In yesterday’s FOMC statement the Fed said QE will end in March, then they will hike rates, then they will do quantitative tightening (QT).  All this is bearish for markets.  I think the Fed will turn dovish when the S&P 500 is down 20% or more, a decline of 10% is not enough to turn dovish.  However, the Fed has lost control, rates have been near zero for too long, too much QE, now inflation.  Even if the Fed turns dovish markets could still go down. Now we have the proof that this experiment (QE) is backfiring, so next time the S&P 500 is down 20% how will they save the markets?  Will they do QE again?
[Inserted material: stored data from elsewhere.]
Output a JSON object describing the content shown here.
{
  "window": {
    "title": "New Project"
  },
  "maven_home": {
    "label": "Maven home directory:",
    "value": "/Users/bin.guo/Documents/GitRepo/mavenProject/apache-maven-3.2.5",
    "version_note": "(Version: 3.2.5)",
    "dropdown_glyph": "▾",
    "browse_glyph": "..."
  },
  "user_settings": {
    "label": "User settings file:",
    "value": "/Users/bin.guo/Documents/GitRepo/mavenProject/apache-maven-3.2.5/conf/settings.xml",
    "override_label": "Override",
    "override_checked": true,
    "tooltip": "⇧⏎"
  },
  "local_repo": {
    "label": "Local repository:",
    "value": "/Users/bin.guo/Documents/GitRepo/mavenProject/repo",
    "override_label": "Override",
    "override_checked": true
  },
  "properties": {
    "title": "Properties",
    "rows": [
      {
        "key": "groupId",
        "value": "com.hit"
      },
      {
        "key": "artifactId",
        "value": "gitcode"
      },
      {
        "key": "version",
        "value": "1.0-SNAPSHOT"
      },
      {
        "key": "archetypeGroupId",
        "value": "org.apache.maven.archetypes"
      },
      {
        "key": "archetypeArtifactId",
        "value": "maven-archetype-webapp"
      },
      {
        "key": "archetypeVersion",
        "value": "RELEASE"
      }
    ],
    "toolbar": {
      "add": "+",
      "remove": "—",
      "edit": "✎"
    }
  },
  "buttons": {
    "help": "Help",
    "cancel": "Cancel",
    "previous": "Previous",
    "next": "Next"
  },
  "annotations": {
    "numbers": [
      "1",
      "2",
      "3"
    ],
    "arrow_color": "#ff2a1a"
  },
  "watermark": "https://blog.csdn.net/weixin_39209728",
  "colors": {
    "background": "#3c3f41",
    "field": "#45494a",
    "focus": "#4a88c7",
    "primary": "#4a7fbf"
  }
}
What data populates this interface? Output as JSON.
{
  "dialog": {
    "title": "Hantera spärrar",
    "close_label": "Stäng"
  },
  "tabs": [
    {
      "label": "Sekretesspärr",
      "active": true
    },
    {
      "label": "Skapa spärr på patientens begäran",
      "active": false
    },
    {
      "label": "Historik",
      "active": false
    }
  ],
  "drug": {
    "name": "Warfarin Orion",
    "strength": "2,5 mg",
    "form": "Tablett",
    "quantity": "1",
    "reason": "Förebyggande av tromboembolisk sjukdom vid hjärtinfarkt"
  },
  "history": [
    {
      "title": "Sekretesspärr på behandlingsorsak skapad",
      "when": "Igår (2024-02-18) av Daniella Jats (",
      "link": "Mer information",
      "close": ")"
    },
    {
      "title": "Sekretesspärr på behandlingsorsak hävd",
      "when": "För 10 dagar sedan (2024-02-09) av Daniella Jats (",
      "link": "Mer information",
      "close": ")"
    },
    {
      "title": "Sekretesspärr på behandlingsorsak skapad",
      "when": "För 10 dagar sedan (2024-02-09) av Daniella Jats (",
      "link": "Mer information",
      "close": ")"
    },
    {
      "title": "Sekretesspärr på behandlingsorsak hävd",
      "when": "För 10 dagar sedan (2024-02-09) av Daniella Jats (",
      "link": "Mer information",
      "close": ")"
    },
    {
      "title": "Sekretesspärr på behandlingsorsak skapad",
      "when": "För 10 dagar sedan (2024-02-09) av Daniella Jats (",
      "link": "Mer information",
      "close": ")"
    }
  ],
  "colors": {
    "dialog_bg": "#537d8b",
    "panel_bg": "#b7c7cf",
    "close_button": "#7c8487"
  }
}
Chances are Quantitative tightening will never happen, if the S&P 500 can go down 10% on talks of tapering, what will happen when they do QT?  The markets could go down 40% or 50%, who knows.  It is not clear what the Fed will do in this situation.

 

 

Right now the fear of higher rates and QT is sending stocks lower, at the same time the 10Y yield and the Dollar are rallying.  The FTSE 100 is stronger than S&P 500 because yields are rising, value stocks are doing better than tech stocks.  But the end of the bull market was written on the Elliott wave pattern.  When a market rallies in five overlapping waves within two converging trendlines, it is a bearish development, a pattern called rising wedge.  A rising wedge [A,B,C,D,E] has been in progress on the FTSE 100 since the 2020 low.  The high so far is 7619.  There is no reason to conclude 7619 is the top, rising yields could push the FTSE 100 above that level before the trend turned down.  Alternatively the trend has already turned down.  In any case the correction will be substantial, the index will retrace a large portion of the advance since 2020.